We're back! Thomas tricked and treated with a perfect and precise low pass through the six-yard box. Three men stretched as Russell sketched out a doodle of a poodle. A corner rumbled low, Boyce flicked and the ball diverted off lime and bombled out to the left of the area. Neilson awaited and carefully flicked low through a thicket of legs, the ball kissing the inside of the post and skipping into the far side netting.
So Town turned down the volume. Momentum is there to be lost.
For once, just once, the Forest of the Green were spotted inside the Town half. A boy fell, a free kick was coiled and tiny Taylor glanced a curly looper across the face of goal. That is all.
All Town, all Town. Hatton drumbled a free kick to the near post causing neckerchiefs to be ruffled. Town turned the tourniquet, pressure building, the siege engine cranking up and flinging flans across the barricades. Jennings can't stand up for falling down. Flicks were flickered, knees were knocked, Jennings crossed and Pearson, mere yards out and unmarked at the near post, closed his eyes and headed beyond the crowd and towards a cloud near Stroud. He won't be proud.
Town pressed and pressed and bashed with a hammer, but the buttons were dead. In a fix? In a lime pickle? Who you gonna call? Ross Hannah
Hey-hey, passing and movement, swishes being swashed, Disley free, Disley crumbled and stumbled and bumbled weakly into Russell's palms.
Aswad always roaming, no change or charge there.
With the game encamped in front of Russell, Town pulled out the trump card: Tounkara replaced Cook. This added little to the gaiety of the Town nation, for the Gallic Shrug was sometimes near, but always far away and never close. Is he not aware of Stack Waddy's oeuvre?
Town pressed and pressed and bashed with a hammer, but the buttons were dead. In a fix? In a lime pickle? Who you gonna call? Ross Hannah. Yippee! Hannah replaced Neilson. Unyippee! There's no reason but plenty of rhymes for that, the manager-formerly-known-as-Shorty was cruising for a bruising as Town moved to a formation that is non-existent. And then McLaughlin replaced Thanoj. Formation? Tactics? Town players standing in their half, everyone waiting for the big welly forward.
Town, Town, Town, Town, Town. The Fruits of the Forest didn't exist except as snuffling, shuffling pacmen, mobile obstacles to bounce off. Four minutes were added, Hatton bedraggled wide, Kerr slapped over. A cross was crossed and crossed again, and after diversions and excursions around the windswept hillock Hannah scuffed wide at the far post.

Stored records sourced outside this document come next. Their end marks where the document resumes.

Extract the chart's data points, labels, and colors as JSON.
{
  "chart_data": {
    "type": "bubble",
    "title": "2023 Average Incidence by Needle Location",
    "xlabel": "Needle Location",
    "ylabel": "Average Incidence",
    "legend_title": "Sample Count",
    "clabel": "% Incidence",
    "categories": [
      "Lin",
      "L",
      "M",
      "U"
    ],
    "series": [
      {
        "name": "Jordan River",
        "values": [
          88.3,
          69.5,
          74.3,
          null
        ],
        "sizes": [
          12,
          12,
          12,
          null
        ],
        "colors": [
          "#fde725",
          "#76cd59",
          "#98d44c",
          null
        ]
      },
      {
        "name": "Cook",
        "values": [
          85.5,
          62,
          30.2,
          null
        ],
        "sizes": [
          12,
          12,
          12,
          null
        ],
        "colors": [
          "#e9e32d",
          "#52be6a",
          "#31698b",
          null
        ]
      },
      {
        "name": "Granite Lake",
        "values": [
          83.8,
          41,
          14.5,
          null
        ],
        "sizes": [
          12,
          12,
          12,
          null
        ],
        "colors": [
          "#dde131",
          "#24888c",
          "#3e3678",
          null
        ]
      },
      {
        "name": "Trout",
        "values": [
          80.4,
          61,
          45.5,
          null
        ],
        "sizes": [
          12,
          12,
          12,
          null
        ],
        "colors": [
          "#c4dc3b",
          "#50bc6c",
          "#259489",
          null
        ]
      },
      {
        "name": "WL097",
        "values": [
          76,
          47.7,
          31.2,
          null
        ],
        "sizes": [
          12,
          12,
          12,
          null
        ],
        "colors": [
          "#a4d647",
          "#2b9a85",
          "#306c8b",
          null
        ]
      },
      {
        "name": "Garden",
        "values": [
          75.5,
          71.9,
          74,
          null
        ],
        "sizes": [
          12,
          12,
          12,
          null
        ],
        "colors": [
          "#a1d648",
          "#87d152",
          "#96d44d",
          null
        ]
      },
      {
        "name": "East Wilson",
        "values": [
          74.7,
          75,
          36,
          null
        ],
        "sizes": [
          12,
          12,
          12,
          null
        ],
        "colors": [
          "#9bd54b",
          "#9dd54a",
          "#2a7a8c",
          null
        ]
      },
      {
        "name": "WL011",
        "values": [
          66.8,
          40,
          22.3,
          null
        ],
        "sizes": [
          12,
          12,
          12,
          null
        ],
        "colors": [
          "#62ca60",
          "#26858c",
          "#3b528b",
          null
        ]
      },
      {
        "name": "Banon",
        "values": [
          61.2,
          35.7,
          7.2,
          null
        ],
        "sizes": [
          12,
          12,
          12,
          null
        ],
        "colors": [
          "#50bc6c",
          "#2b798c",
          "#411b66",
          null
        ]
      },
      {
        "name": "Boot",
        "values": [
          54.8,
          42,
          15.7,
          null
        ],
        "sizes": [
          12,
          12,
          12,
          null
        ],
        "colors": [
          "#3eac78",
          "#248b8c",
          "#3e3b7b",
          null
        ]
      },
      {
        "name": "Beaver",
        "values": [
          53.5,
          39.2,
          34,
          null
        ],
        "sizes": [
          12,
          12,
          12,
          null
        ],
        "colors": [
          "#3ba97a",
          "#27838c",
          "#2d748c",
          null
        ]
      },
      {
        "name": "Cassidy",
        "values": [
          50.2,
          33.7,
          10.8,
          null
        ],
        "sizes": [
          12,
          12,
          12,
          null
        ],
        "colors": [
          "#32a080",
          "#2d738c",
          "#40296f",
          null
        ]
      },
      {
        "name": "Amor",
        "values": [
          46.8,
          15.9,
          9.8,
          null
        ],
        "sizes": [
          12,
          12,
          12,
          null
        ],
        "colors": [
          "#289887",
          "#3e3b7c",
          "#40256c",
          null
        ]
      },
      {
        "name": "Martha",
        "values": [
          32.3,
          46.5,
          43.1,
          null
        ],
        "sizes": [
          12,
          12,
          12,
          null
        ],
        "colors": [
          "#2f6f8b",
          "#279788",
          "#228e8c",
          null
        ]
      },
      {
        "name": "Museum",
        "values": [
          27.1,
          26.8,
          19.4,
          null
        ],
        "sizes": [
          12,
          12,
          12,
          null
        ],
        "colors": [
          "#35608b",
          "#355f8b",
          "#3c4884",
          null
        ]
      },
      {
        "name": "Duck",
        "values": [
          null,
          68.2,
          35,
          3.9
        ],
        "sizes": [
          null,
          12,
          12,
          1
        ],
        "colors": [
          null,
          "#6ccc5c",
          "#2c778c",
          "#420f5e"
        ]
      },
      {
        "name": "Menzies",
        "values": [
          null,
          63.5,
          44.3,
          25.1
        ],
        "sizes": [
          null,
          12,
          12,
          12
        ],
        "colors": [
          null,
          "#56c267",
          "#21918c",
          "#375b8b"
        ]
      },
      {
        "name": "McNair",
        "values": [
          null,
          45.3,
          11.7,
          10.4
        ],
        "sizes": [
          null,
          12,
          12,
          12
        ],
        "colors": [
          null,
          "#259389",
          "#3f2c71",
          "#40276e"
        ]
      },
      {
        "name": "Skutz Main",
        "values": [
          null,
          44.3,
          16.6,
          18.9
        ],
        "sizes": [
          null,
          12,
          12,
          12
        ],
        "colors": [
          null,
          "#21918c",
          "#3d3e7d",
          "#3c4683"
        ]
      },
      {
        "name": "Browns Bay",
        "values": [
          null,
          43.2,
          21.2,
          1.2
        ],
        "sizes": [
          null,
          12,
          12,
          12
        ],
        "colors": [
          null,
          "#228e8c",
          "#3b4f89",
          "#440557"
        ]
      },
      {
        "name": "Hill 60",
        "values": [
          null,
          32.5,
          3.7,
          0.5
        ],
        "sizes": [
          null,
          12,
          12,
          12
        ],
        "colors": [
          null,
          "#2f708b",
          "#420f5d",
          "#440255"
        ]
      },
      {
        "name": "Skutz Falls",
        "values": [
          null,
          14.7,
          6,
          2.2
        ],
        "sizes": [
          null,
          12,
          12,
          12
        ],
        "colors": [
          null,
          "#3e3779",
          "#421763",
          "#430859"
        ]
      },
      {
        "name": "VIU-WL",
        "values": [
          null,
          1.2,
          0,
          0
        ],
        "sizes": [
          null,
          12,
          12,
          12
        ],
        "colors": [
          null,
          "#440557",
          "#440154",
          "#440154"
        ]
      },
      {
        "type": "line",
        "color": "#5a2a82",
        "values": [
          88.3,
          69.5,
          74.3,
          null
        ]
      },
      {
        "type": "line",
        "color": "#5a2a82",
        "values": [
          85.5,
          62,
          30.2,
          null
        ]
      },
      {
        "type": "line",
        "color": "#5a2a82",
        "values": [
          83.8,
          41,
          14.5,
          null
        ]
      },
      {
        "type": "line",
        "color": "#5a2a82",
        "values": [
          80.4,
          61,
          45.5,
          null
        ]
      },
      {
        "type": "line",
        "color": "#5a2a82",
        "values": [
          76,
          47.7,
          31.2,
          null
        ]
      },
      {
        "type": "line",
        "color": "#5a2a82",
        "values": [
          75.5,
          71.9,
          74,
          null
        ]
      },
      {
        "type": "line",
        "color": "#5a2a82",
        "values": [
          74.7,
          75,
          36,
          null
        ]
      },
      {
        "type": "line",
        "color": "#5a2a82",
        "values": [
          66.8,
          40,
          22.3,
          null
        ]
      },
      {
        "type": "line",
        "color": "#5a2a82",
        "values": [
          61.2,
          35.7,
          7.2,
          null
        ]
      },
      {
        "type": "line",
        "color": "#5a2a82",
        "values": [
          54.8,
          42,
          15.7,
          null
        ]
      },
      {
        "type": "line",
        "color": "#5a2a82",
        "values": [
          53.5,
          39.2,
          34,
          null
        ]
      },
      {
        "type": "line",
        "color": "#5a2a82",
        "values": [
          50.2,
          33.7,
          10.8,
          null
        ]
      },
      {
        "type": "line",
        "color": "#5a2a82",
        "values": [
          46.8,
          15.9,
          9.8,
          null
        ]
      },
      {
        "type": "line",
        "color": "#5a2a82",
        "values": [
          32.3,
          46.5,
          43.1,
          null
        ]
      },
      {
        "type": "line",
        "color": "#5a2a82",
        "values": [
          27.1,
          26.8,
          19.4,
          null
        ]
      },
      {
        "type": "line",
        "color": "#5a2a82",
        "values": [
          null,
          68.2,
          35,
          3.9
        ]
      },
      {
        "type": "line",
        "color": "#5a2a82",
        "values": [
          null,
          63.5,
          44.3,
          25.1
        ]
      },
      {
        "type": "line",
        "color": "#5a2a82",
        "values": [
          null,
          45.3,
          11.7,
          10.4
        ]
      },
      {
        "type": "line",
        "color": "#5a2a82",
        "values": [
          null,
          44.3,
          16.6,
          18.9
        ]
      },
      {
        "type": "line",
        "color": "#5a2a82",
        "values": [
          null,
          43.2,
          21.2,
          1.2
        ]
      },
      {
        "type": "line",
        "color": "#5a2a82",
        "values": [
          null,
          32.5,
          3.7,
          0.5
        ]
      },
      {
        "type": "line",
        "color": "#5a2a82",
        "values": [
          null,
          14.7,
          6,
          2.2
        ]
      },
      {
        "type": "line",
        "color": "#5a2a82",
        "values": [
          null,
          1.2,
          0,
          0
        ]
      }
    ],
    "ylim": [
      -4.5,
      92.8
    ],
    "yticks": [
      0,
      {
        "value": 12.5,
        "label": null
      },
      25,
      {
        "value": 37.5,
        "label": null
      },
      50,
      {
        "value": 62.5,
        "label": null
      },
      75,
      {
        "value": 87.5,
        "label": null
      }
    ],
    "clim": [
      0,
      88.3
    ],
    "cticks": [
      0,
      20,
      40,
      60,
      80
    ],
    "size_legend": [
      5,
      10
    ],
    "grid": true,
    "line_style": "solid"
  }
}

All aboard the Skylark! Forward… charge! Eventually a home hump was missed by Pearson, causing much merriment in the marsh, a quaint little hamlet further up Numpty Field Road. A bald chap alone, a bald chap volleyed straight at McKeown, who made his first save since 1959.
And still there's more. Up, up in the air like a beautiful balloon, with hacks and thwacks and Boyce scrumped a slow shinner over the keeper. The ball sailed and arced and backtracked a local lad to head away from the line.
And that was that.
The season summed up in one game. When Town rested on their egos they were woefully inept, swept aside by adequate opponents A little less loafing and Town were utterly dominant. But powder-puff in front of goal. It was harder to miss but Town succeeded, even with our goal-missing machine rested for the big games to come.
There's plenty more of that to come if we are going to succeed in failing.